Für Enttäuschung sorgte manchmal die Information, dass die Bewerbungsphase zunächst keine großen Möglichkeiten bietet, sich schon jetzt aktiv zu beteiligen. Es gibt zwar hier und da Veranstaltungsformate, die auf die Bewerbung aufmerksam machen, für mehr Interesse und Verständnis sorgen und das Thema mit Leichtigkeit behandeln, aber große Projekte wie Festivals, Ausstellungen und Co. wird es erst nach erfolgreicher Bewerbung im Jahr 2025 geben. Aktuell besteht die Aufgabe des Projektbüros darin, das Bewerbungsdokument (das sog. Bid-Book) zu schreiben und dafür rund vierzig Fragen zu beantworten, die sich auf die sechs Bewertungskriterien der Jury beziehen.

ERKENNTNIS NR. 3:
Überall begegneten wir Menschen, die sich bereits mit vielen Themen auseinandersetzen, die auch uns im Arbeitsalltag beschäftigen: Welche Rolle spielt Hildesheim in Europa und können wir hier vielleicht kreative Lösungen für europaweit bestehende Probleme finden? Wie bewegen wir uns von A nach B und wie gut sind wir bereits miteinander vernetzt? Wie attraktiv ist das Leben in Hildesheim und der Region und wie können wir es noch attraktiver machen? Warum hat das Wort Provinzialität oft so einen negativen Beigeschmack und wie gehen wir eigentlich mit unserem kulturellen und gesellschaftlichen Erbe um? Der Fragenkatalog ließe sich an dieser Stelle beliebig erweitern.

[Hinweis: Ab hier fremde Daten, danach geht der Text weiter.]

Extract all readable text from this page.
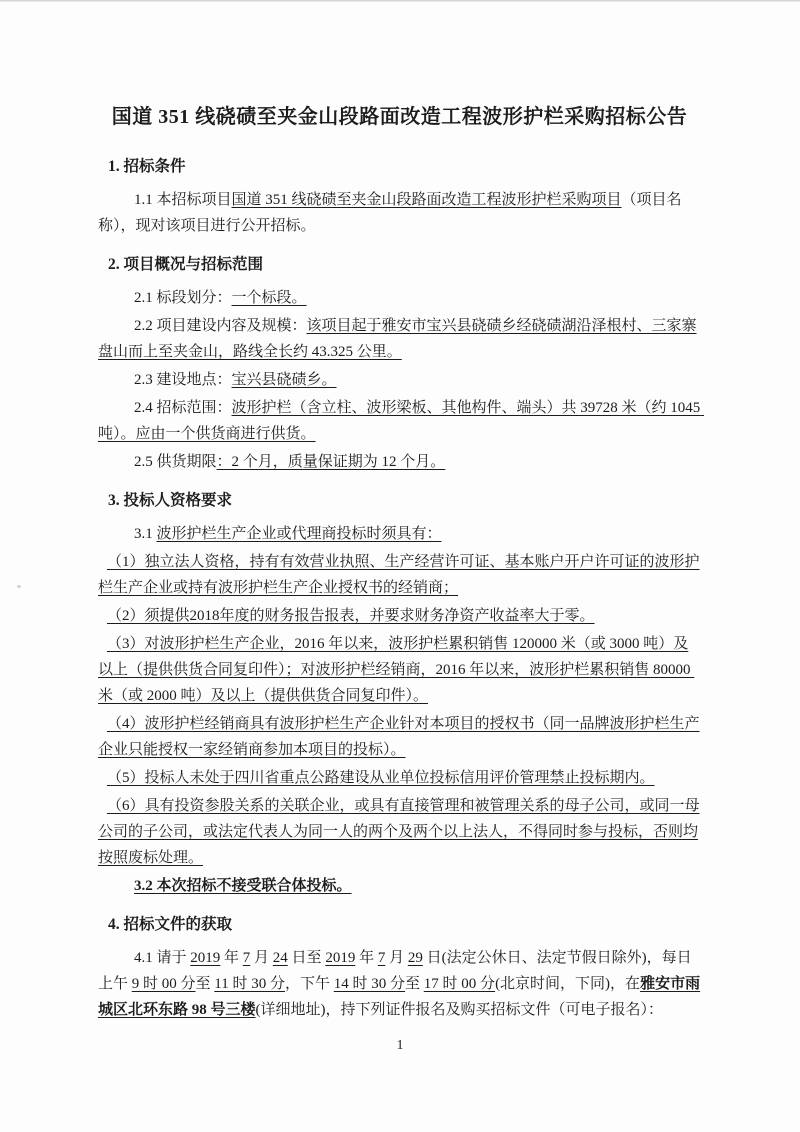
国道 351 线硗碛至夹金山段路面改造工程波形护栏采购招标公告
1. 招标条件

1.1 本招标项目国道 351 线硗碛至夹金山段路面改造工程波形护栏采购项目（项目名称），现对该项目进行公开招标。

2. 项目概况与招标范围

2.1 标段划分：一个标段。

2.2 项目建设内容及规模：该项目起于雅安市宝兴县硗碛乡经硗碛湖沿泽根村、三家寨盘山而上至夹金山，路线全长约 43.325 公里。

2.3 建设地点：宝兴县硗碛乡。

2.4 招标范围：波形护栏（含立柱、波形梁板、其他构件、端头）共 39728 米（约 1045 吨）。应由一个供货商进行供货。

2.5 供货期限：2 个月，质量保证期为 12 个月。

3. 投标人资格要求

3.1 波形护栏生产企业或代理商投标时须具有：

（1）独立法人资格，持有有效营业执照、生产经营许可证、基本账户开户许可证的波形护栏生产企业或持有波形护栏生产企业授权书的经销商；

（2）须提供2018年度的财务报告报表，并要求财务净资产收益率大于零。

（3）对波形护栏生产企业，2016 年以来，波形护栏累积销售 120000 米（或 3000 吨）及以上（提供供货合同复印件）；对波形护栏经销商，2016 年以来，波形护栏累积销售 80000 米（或 2000 吨）及以上（提供供货合同复印件）。

（4）波形护栏经销商具有波形护栏生产企业针对本项目的授权书（同一品牌波形护栏生产企业只能授权一家经销商参加本项目的投标）。

（5）投标人未处于四川省重点公路建设从业单位投标信用评价管理禁止投标期内。

（6）具有投资参股关系的关联企业，或具有直接管理和被管理关系的母子公司，或同一母公司的子公司，或法定代表人为同一人的两个及两个以上法人，不得同时参与投标，否则均按照废标处理。

3.2 本次招标不接受联合体投标。

4. 招标文件的获取

4.1 请于 2019 年 7 月 24 日至 2019 年 7 月 29 日(法定公休日、法定节假日除外)，每日上午 9 时 00 分至 11 时 30 分，下午 14 时 30 分至 17 时 00 分(北京时间，下同)，在雅安市雨城区北环东路 98 号三楼(详细地址)，持下列证件报名及购买招标文件（可电子报名）：

1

Um zu unterstreichen, dass jeder Teil der Region eine wichtige Rolle im Bewerbungsprozess spielt, haben wir individuelle Slogans - für jede Landkreiskommune einen - gereimt. Manche Namen waren dabei überaus gut „reimbar“, für die anderen musste etwas tiefer in die Wortspielkiste gegriffen werden. Jede Kommune bekam als Gastgeschenk einen Karton mit Postkarten, die mit ihrem individuellen Spruch bedruckt sind. Inhaltlich beziehen sich diese mal mehr mal weniger auf das kulturelle Potenzial, weisen aber immer auf die Relevanz aller Städte und Gemeinden auf dem Weg zum Titel hin. Die Postkartenmotive sind hier einsehbar.

ERKENNTNIS NR. 4:
Jede Stadt und Gemeinde hat ihre eigene kulturelle Identität und versteht sich als Perle der Region. Diese Perlen sollten wir zu einer Kette zusammenfügen, um das gemeinsame Potenzial bestmöglich und für alle nutzbar zu machen und das Verhältnis zwischen Stadt und Land und Land und Land nachhaltig zu stärken.

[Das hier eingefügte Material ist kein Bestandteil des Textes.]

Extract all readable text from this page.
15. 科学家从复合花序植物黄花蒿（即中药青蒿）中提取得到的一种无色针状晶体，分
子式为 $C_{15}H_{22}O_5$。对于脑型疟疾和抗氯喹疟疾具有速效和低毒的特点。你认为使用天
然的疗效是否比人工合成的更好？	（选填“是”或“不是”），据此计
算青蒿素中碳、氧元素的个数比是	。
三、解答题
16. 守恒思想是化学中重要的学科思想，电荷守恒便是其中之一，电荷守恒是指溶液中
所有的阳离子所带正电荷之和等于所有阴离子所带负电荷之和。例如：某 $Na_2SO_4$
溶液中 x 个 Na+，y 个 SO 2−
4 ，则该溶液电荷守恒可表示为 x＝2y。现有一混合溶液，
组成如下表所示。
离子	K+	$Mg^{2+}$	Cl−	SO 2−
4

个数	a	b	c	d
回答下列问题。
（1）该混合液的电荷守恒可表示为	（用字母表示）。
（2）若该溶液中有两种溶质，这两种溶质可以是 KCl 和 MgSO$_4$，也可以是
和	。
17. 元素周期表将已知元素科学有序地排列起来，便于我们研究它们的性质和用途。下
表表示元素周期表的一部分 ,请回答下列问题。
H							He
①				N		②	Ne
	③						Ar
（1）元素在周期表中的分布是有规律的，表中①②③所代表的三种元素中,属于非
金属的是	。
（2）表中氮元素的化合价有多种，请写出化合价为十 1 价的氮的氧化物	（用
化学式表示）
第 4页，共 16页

An den Gesprächen beteiligt, haben sich u. a. die Bürgermeister/innen bzw. deren Stellvertreter/innen, Ratsfrauen und Ratsherren, Kulturakteurinnen und Akteure, interessierte Bürgerinnen und Bürger, Mitglieder unterschiedlicher Vereine und Verbände, Jugendpfleger/innen und Kita- bzw. Schulleitungen. Auffällig war, dass der Altersdurchschnitt der Teilnehmenden fast überall bei ü50 lag.        

ERKENNTNIS NR. 5:
Die Bewerbung als Kulturhauptstadt Europas 2025 interessiert vor allem diejenigen, die sich auch bisher mehr oder weniger intensiv mit dem kulturellen Leben in und um Hildesheim beschäftigt haben. Unser Ziel muss es daher sein, insbesondere jüngere und kulturfernere Teile der Bevölkerung zu erreichen und die Tragweite des Projekts jenseits des kulturellen Bezugs aufzuzeigen.    

Die 17 Gespräche in Sitzungssälen von Rathäusern, Schulaulas, Eisdielen und Kulturinstitutionen haben uns erneut gezeigt, wie viele Schätze die Region Hildesheim zu bieten hat und dass die Bewerbung als Kulturhauptstadt Europas 2025 schon jetzt einen wertvollen Beitrag zum Zusammenwachsen von Stadt und Landkreis leistet. Diese Energie wollen wir nutzen und den Titel gemeinsam nach Hildesheim holen. Ein großes Dankeschön für die vielen tollen Anregungen, Gespräche und Begegnungen. Weiter geht`s!